Une société de conseil aux actionnaires, Proxinvest, a eu l’idée d’étudier les décisions prises en 2015 par 327 assemblées générales de boîtes françaises cotées en Bourse. Pas une seule n’a rejeté la rémunération de ses dirigeants. Et le taux d’approbation a même été quasi stalinien : 89%, en moyenne, de votes favorables. Renault est, en réalité, l’exception qui confirme la règle. Pour une raison simple : l’Etat actionnaire, qui pèse 26 % des droits de vote, ou, plus exacte­ ment, le ministre de l’Economie, Emmanuel Macron, est en guerre ouverte avec Ghosn.

Hormis ces bisbilles personnelles, tout baigne entre actionnaires et patrons. Qu’on en juge : le 20 avril, Jean-Paul Agon, le président de L’Oréal, a vu sa rémunération de 9 millions (2 millions de plus que Ghosn) bénie par 96 %de ses actionnaires.
De même le 29 avril, celle de François-Henri Pinault (3,6 millions) a été plébiscitée à 97 %. Les 16,8 millions d’Olivier Brandicourt ont reçu l’approbation de 63 % des actionnaires de Sanofi. Et encore 75% de oui, le 18 mai, à Carrefour, pour les 7 millions de rémunération du patron, Georges Plassat. Etc.
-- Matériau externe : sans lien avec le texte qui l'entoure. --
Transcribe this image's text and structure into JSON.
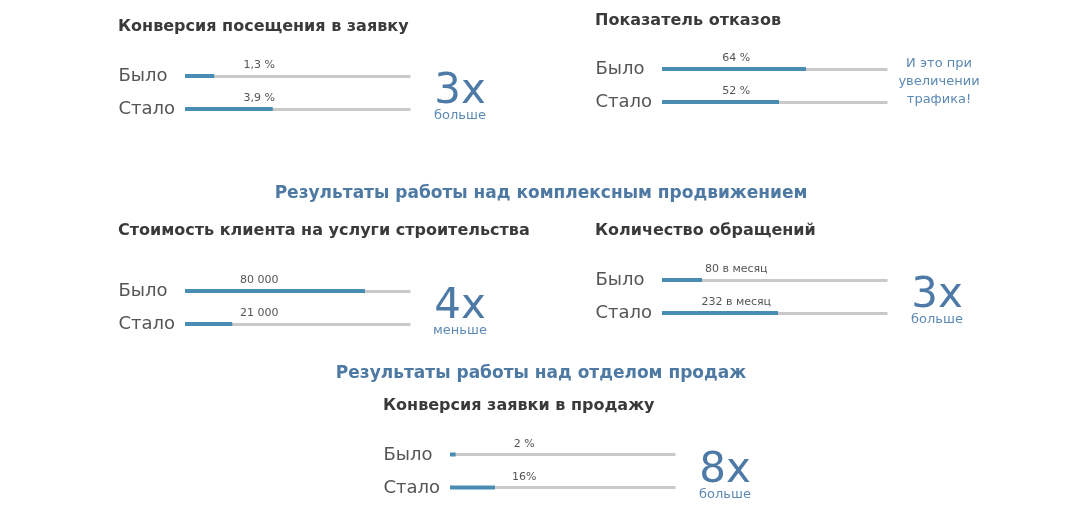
{
  "chart_data": [
    {
      "type": "bar",
      "orientation": "horizontal",
      "title": "Конверсия посещения в заявку",
      "categories": [
        "Было",
        "Стало"
      ],
      "values": [
        1.3,
        3.9
      ],
      "value_labels": [
        "1,3 %",
        "3,9 %"
      ],
      "color": "#4a8db3",
      "xlim": [
        0,
        10
      ],
      "grid": "y",
      "tick_labels": "y",
      "annotations": [
        "3x",
        "больше"
      ]
    },
    {
      "type": "bar",
      "orientation": "horizontal",
      "title": "Показатель отказов",
      "categories": [
        "Было",
        "Стало"
      ],
      "values": [
        64,
        52
      ],
      "value_labels": [
        "64 %",
        "52 %"
      ],
      "color": "#4a8db3",
      "xlim": [
        0,
        100
      ],
      "grid": "y",
      "tick_labels": "y",
      "annotations": [
        "И это при увеличении трафика!"
      ]
    },
    {
      "type": "other",
      "title": "Результаты работы над комплексным продвижением"
    },
    {
      "type": "bar",
      "orientation": "horizontal",
      "title": "Стоимость клиента на услуги строительства",
      "categories": [
        "Было",
        "Стало"
      ],
      "values": [
        80000,
        21000
      ],
      "value_labels": [
        "80 000",
        "21 000"
      ],
      "color": "#4a8db3",
      "xlim": [
        0,
        100000
      ],
      "grid": "y",
      "tick_labels": "y",
      "annotations": [
        "4x",
        "меньше"
      ]
    },
    {
      "type": "bar",
      "orientation": "horizontal",
      "title": "Количество обращений",
      "categories": [
        "Было",
        "Стало"
      ],
      "values": [
        80,
        232
      ],
      "value_labels": [
        "80 в месяц",
        "232 в месяц"
      ],
      "color": "#4a8db3",
      "xlim": [
        0,
        450
      ],
      "grid": "y",
      "tick_labels": "y",
      "annotations": [
        "3x",
        "больше"
      ]
    },
    {
      "type": "other",
      "title": "Результаты работы над отделом продаж"
    },
    {
      "type": "bar",
      "orientation": "horizontal",
      "title": "Конверсия заявки в продажу",
      "categories": [
        "Было",
        "Стало"
      ],
      "values": [
        2,
        16
      ],
      "value_labels": [
        "2 %",
        "16%"
      ],
      "color": "#4a8db3",
      "xlim": [
        0,
        80
      ],
      "grid": "y",
      "tick_labels": "y",
      "annotations": [
        "8x",
        "больше"
      ]
    }
  ]
}
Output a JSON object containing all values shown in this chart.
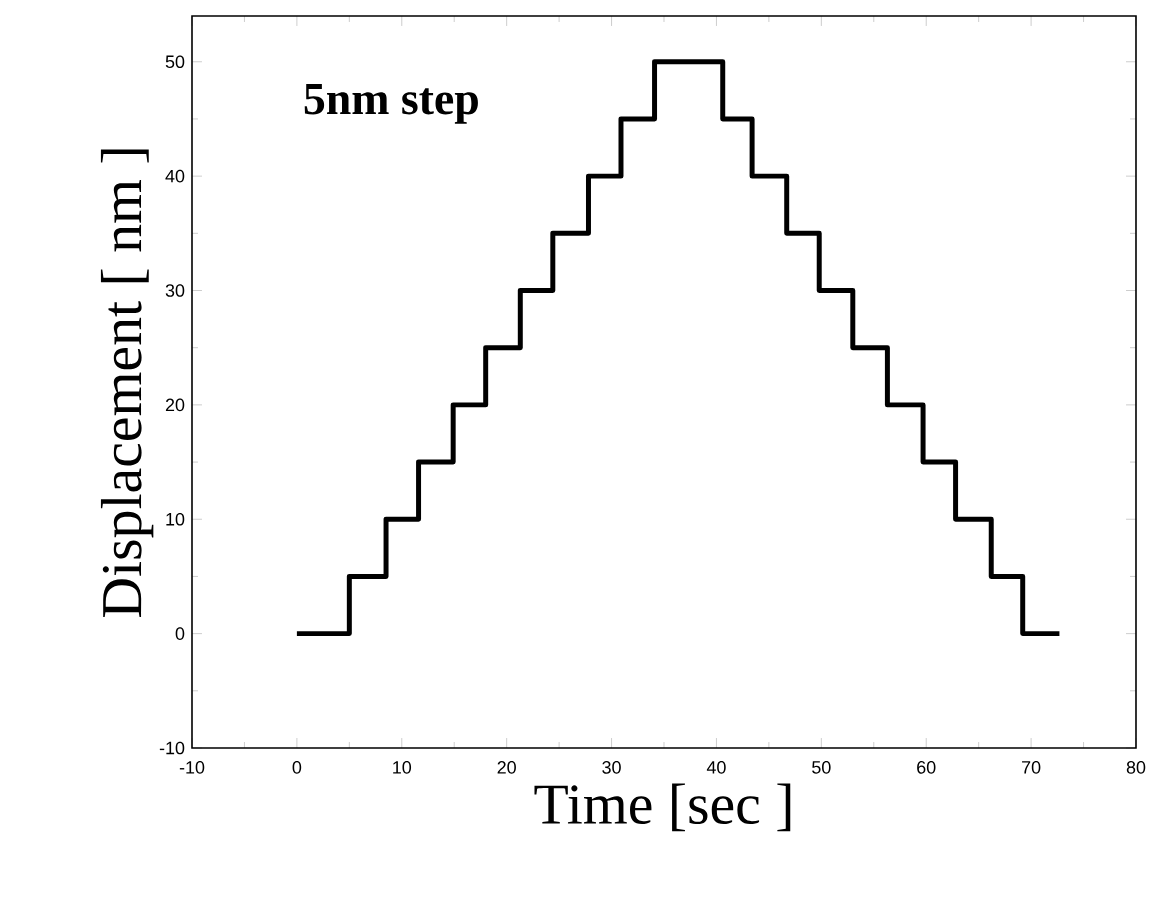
{
  "chart_data": {
    "type": "step",
    "xlabel": "Time [sec ]",
    "ylabel": "Displacement [ nm ]",
    "annotations": [
      "5nm step"
    ],
    "xlim": [
      -10,
      80
    ],
    "ylim": [
      -10,
      54
    ],
    "xticks": [
      -10,
      0,
      10,
      20,
      30,
      40,
      50,
      60,
      70,
      80
    ],
    "yticks": [
      -10,
      0,
      10,
      20,
      30,
      40,
      50
    ],
    "x": [
      0,
      5,
      8.5,
      11.6,
      14.9,
      18,
      21.3,
      24.4,
      27.8,
      30.9,
      34.1,
      40.6,
      43.4,
      46.7,
      49.8,
      53,
      56.3,
      59.7,
      62.8,
      66.2,
      69.2,
      72.7
    ],
    "series": [
      {
        "color": "#000000",
        "values": [
          0,
          5,
          10,
          15,
          20,
          25,
          30,
          35,
          40,
          45,
          50,
          45,
          40,
          35,
          30,
          25,
          20,
          15,
          10,
          5,
          0,
          0
        ]
      }
    ]
  }
}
La mesure prônée par Valls va être ajoutée, sous forme d’amendement à la loi Sapin 2 sur la transparence financière, ont décidé les députés, le 26 mai. Mais elle ne fait qu’anticiper la directive européenne Shareholders Rights, qui dit la même chose et entrera de toute façon en vigueur en 2018. Du coup, la mesure « de gauche » est plutôt une mesure pour rire. Mieux : elle confortera les rémunérations les plus extravagantes, grâce à l’onction des assemblées générales souveraines.